Y esto es lo que la Justicia ha descubierto en la inefable conducta de Francisco Granados, consejero del Gobierno madrileño del PP durante muchos años, y sus no menos inefables socios en el macro-caso de corrupción que la policía bautizó como “Púnica”.

Suelo público a precio de saldo. Construcción del colegio a cargo de una empresa de la trama. Garantía de concierto y financiación pública a cargo de la Comunidad de Madrid. Tal era, al parecer, el pack infame con que Granados, Marjaliza y compañía se enriquecían a costa de los recursos destinados a asegurar la formación y la igualdad de oportunidades de nuestros hijos.

Más de dos millones de metros cuadrados de suelo público regalados a las empresas de los amiguetes, mientras se negaba la construcción del instituto público imprescindible, mientras se demoraba sin rubor la ampliación del colegio saturado, mientras se recortaban los recursos precisos para atender las necesidades de los más débiles, mientras se justificaba la no apertura de los comedores escolares para los más pobres durante las vacaciones…

El reproche ya no es solo político, por penoso. El reproche debe ser moral, porque deberían avergonzarse hasta el extremo quienes acumulan millones en Suiza a costa del futuro de los niños y las niñas de su comunidad.

Ahora se entiende aquella enmienda apresurada que presentó el Partido Popular durante la última fase de la tramitación de la LOMCE en el Congreso. La iniciativa facultaba a las Administraciones para ceder suelo público a las empresas privadas de la educación. El PP estaba legalizando las prácticas vergonzantes de sus cargos en Madrid.

Solo cabe exigir primero una investigación a fondo de los hechos, en sede judicial y en sede parlamentaria. Segundo, la restitución de todo lo robado a la educación pública, para dedicarlo a la mejora de la enseñanza de todos y todas. Tercero, la vigilancia para que los centros así concertados cumplan la ley, escolarizando a niños y niñas con necesidades especiales y renunciando al cobro de contribuciones “voluntarias” a las familias.

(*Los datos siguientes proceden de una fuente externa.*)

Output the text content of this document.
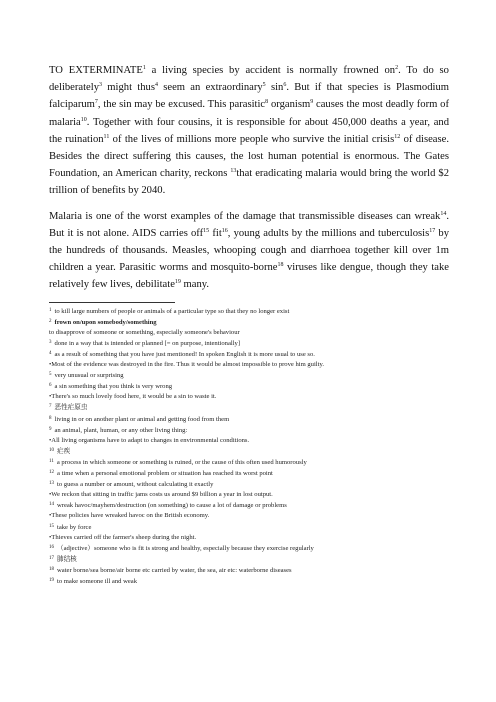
TO EXTERMINATE$^1$ a living species by accident is normally frowned $on^2$. To do so deliberately$^3$ might thus$^4$ seem an extraordinary$^5$ $\sin^6$. But if that species is Plasmodium falciparum$^7$, the sin may be excused. This parasitic$^8$ organism$^9$ causes the most deadly form of malaria$^{10}$. Together with four cousins, it is responsible for about 450,000 deaths a year, and the ruination$^{11}$ of the lives of millions more people who survive the initial crisis$^{12}$ of disease. Besides the direct suffering this causes, the lost human potential is enormous. The Gates Foundation, an American charity, reckons $^{13}$that eradicating malaria would bring the world $2 trillion of benefits by 2040.

Malaria is one of the worst examples of the damage that transmissible diseases can wreak$^{14}$. But it is not alone. AIDS carries off$^{15}$ fit$^{16}$, young adults by the millions and tuberculosis$^{17}$ by the hundreds of thousands. Measles, whooping cough and diarrhoea together kill over 1m children a year. Parasitic worms and mosquito-borne$^{18}$ viruses like dengue, though they take relatively few lives, debilitate$^{19}$ many.

1 to kill large numbers of people or animals of a particular type so that they no longer exist
2 frown on/upon somebody/something
to disapprove of someone or something, especially someone's behaviour
3 done in a way that is intended or planned [= on purpose, intentionally]
4 as a result of something that you have just mentioned! In spoken English it is more usual to use so.
•Most of the evidence was destroyed in the fire. Thus it would be almost impossible to prove him guilty.
5 very unusual or surprising
6 a sin something that you think is very wrong
•There's so much lovely food here, it would be a sin to waste it.
7 恶性疟原虫
8 living in or on another plant or animal and getting food from them
9 an animal, plant, human, or any other living thing:
•All living organisms have to adapt to changes in environmental conditions.
10 疟疾
11 a process in which someone or something is ruined, or the cause of this often used humorously
12 a time when a personal emotional problem or situation has reached its worst point
13 to guess a number or amount, without calculating it exactly
•We reckon that sitting in traffic jams costs us around $9 billion a year in lost output.
14 wreak havoc/mayhem/destruction (on something) to cause a lot of damage or problems
•These policies have wreaked havoc on the British economy.
15 take by force
•Thieves carried off the farmer's sheep during the night.
16 （adjective）someone who is fit is strong and healthy, especially because they exercise regularly
17 肺结核
18 water borne/sea borne/air borne etc carried by water, the sea, air etc: waterborne diseases
19 to make someone ill and weak
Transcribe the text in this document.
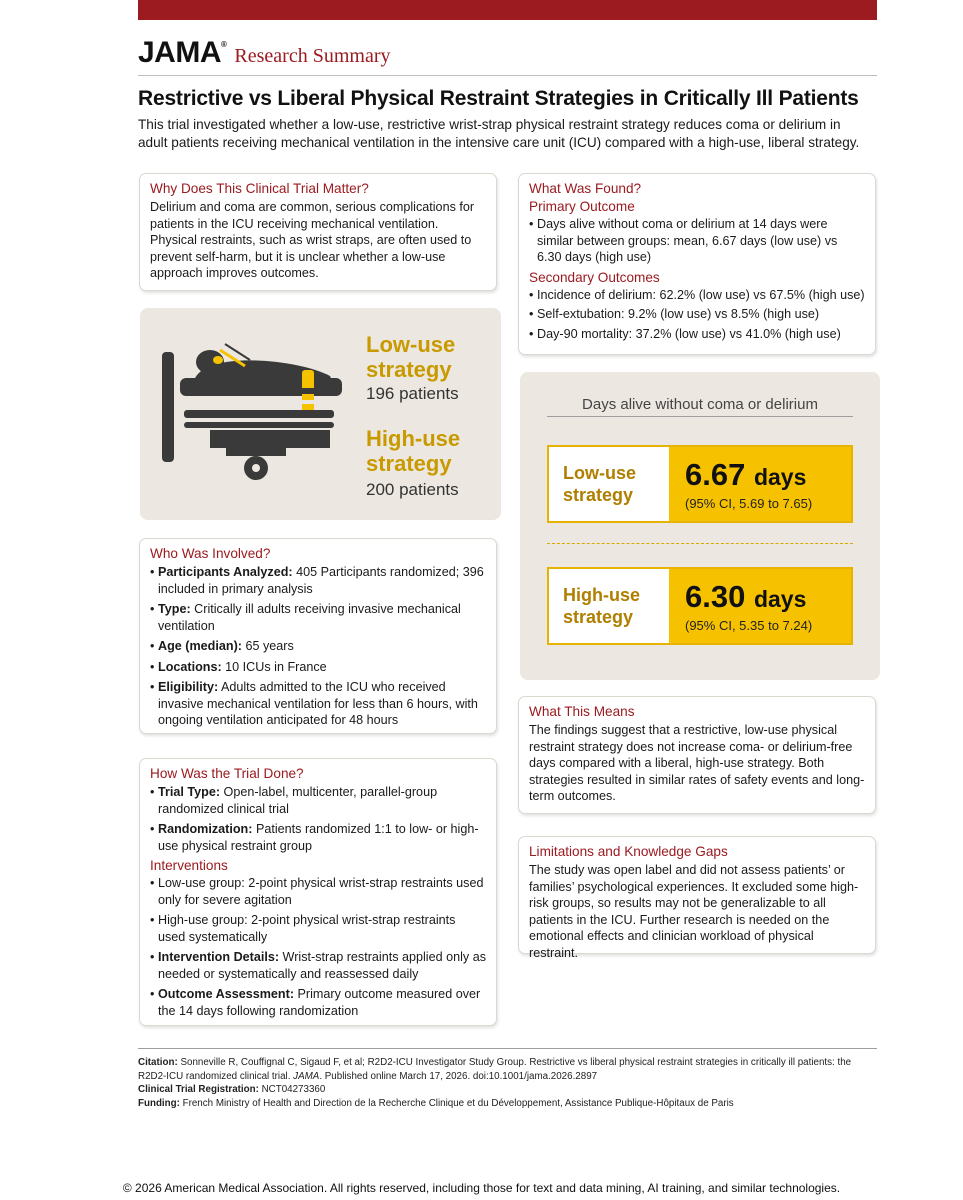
JAMA®
Research Summary
Restrictive vs Liberal Physical Restraint Strategies in Critically Ill Patients

This trial investigated whether a low-use, restrictive wrist-strap physical restraint strategy reduces coma or delirium in adult patients receiving mechanical ventilation in the intensive care unit (ICU) compared with a high-use, liberal strategy.

Why Does This Clinical Trial Matter?

Delirium and coma are common, serious complications for patients in the ICU receiving mechanical ventilation. Physical restraints, such as wrist straps, are often used to prevent self-harm, but it is unclear whether a low-use approach improves outcomes.

Low-use strategy
196 patients
High-use strategy
200 patients
What Was Found?
Primary Outcome
• Days alive without coma or delirium at 14 days were similar between groups: mean, 6.67 days (low use) vs 6.30 days (high use)
Secondary Outcomes
• Incidence of delirium: 62.2% (low use) vs 67.5% (high use)
• Self-extubation: 9.2% (low use) vs 8.5% (high use)
• Day-90 mortality: 37.2% (low use) vs 41.0% (high use)
Days alive without coma or delirium
Low-use strategy
6.67 days
(95% CI, 5.69 to 7.65)
High-use strategy
6.30 days
(95% CI, 5.35 to 7.24)
Who Was Involved?
• Participants Analyzed: 405 Participants randomized; 396 included in primary analysis
• Type: Critically ill adults receiving invasive mechanical ventilation
• Age (median): 65 years
• Locations: 10 ICUs in France
• Eligibility: Adults admitted to the ICU who received invasive mechanical ventilation for less than 6 hours, with ongoing ventilation anticipated for 48 hours
How Was the Trial Done?
• Trial Type: Open-label, multicenter, parallel-group randomized clinical trial
• Randomization: Patients randomized 1:1 to low- or high-use physical restraint group
Interventions
• Low-use group: 2-point physical wrist-strap restraints used only for severe agitation
• High-use group: 2-point physical wrist-strap restraints used systematically
• Intervention Details: Wrist-strap restraints applied only as needed or systematically and reassessed daily
• Outcome Assessment: Primary outcome measured over the 14 days following randomization
What This Means

The findings suggest that a restrictive, low-use physical restraint strategy does not increase coma- or delirium-free days compared with a liberal, high-use strategy. Both strategies resulted in similar rates of safety events and long-term outcomes.

Limitations and Knowledge Gaps

The study was open label and did not assess patients’ or families’ psychological experiences. It excluded some high-risk groups, so results may not be generalizable to all patients in the ICU. Further research is needed on the emotional effects and clinician workload of physical restraint.

Citation: Sonneville R, Couffignal C, Sigaud F, et al; R2D2-ICU Investigator Study Group. Restrictive vs liberal physical restraint strategies in critically ill patients: the R2D2-ICU randomized clinical trial. JAMA. Published online March 17, 2026. doi:10.1001/jama.2026.2897
Clinical Trial Registration: NCT04273360
Funding: French Ministry of Health and Direction de la Recherche Clinique et du Développement, Assistance Publique-Hôpitaux de Paris
© 2026 American Medical Association. All rights reserved, including those for text and data mining, AI training, and similar technologies.
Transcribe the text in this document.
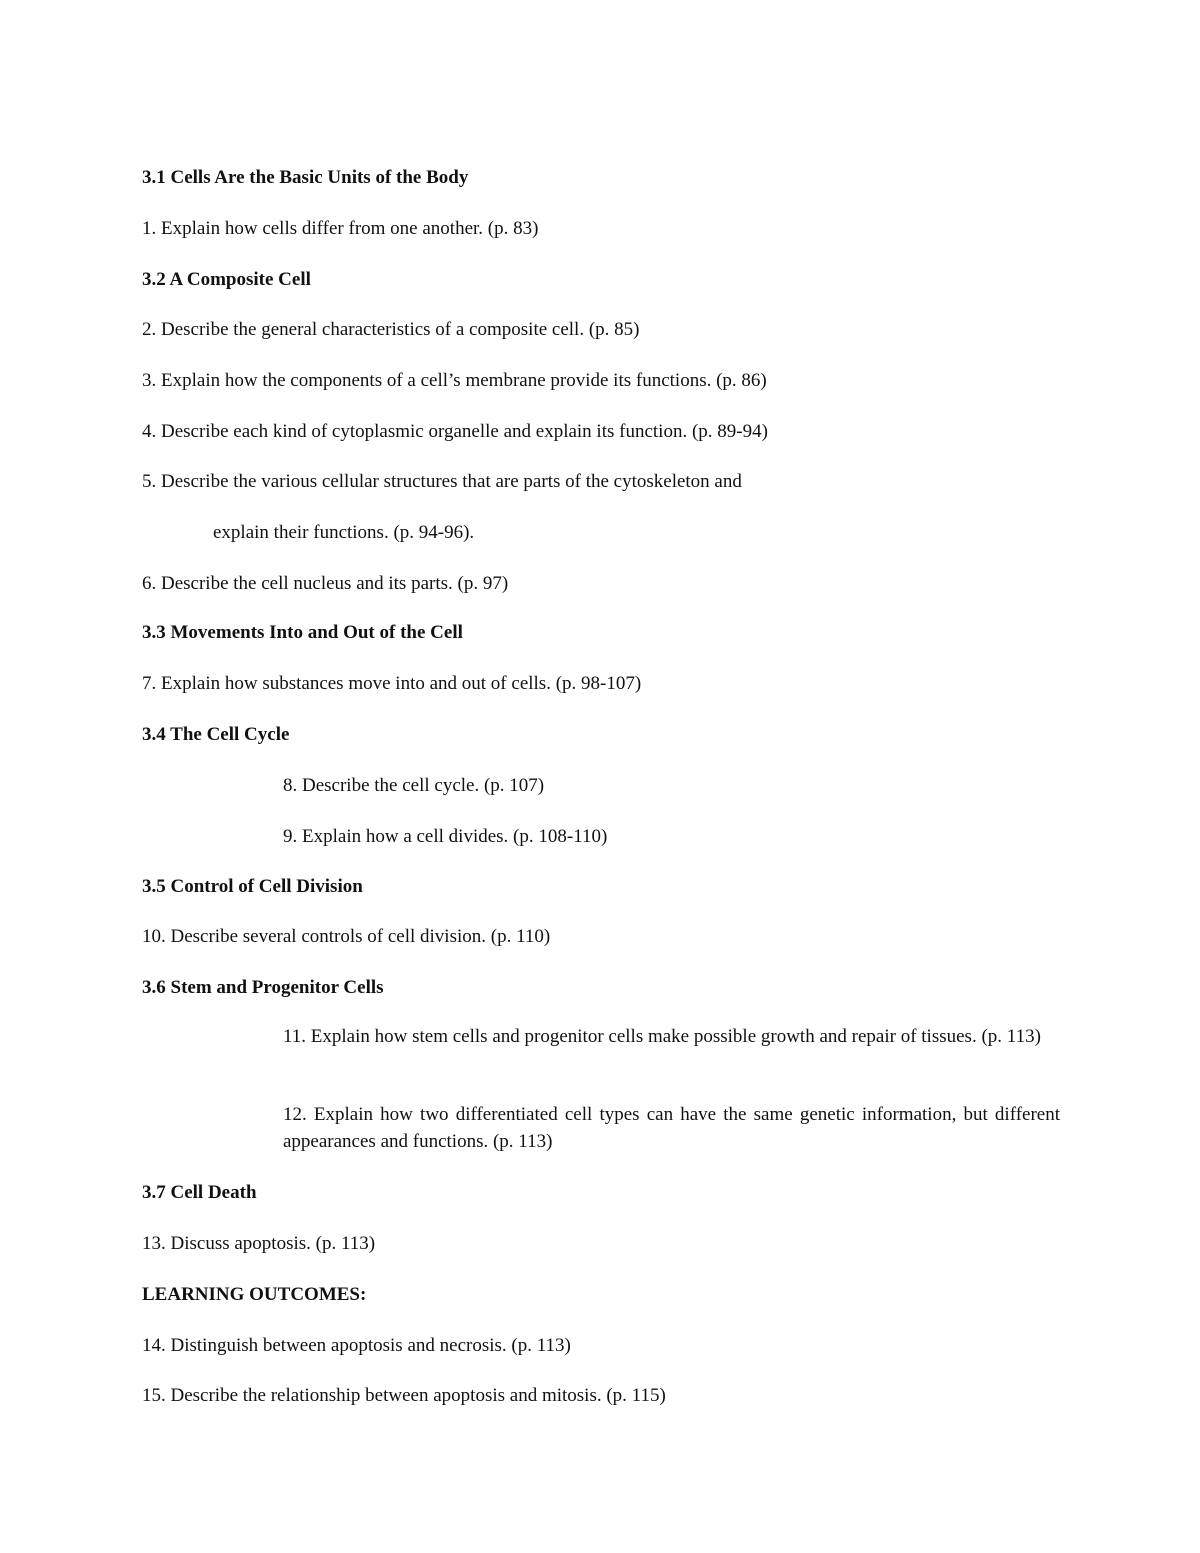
3.1 Cells Are the Basic Units of the Body

1. Explain how cells differ from one another. (p. 83)

3.2 A Composite Cell

2. Describe the general characteristics of a composite cell. (p. 85)

3. Explain how the components of a cell’s membrane provide its functions. (p. 86)

4. Describe each kind of cytoplasmic organelle and explain its function. (p. 89-94)

5. Describe the various cellular structures that are parts of the cytoskeleton and

explain their functions. (p. 94-96).

6. Describe the cell nucleus and its parts. (p. 97)

3.3 Movements Into and Out of the Cell

7. Explain how substances move into and out of cells. (p. 98-107)

3.4 The Cell Cycle

8. Describe the cell cycle. (p. 107)

9. Explain how a cell divides. (p. 108-110)

3.5 Control of Cell Division

10. Describe several controls of cell division. (p. 110)

3.6 Stem and Progenitor Cells

11. Explain how stem cells and progenitor cells make possible growth and repair of tissues. (p. 113)

12. Explain how two differentiated cell types can have the same genetic information, but different appearances and functions. (p. 113)

3.7 Cell Death

13. Discuss apoptosis. (p. 113)

LEARNING OUTCOMES:

14. Distinguish between apoptosis and necrosis. (p. 113)

15. Describe the relationship between apoptosis and mitosis. (p. 115)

Cuarto, retirada inmediata del concierto a los centros que segreguen a los niños de las niñas, contraviniendo el principio de la igualdad de género. Quinto, derogación de la LOMCE en cuanto exista una mayoría parlamentaria comprometida para ello. Y sexto, y más importante, garantía a los ciudadanos de Madrid de que el próximo Gobierno del cambio solo destinará suelo público a la enseñanza pública.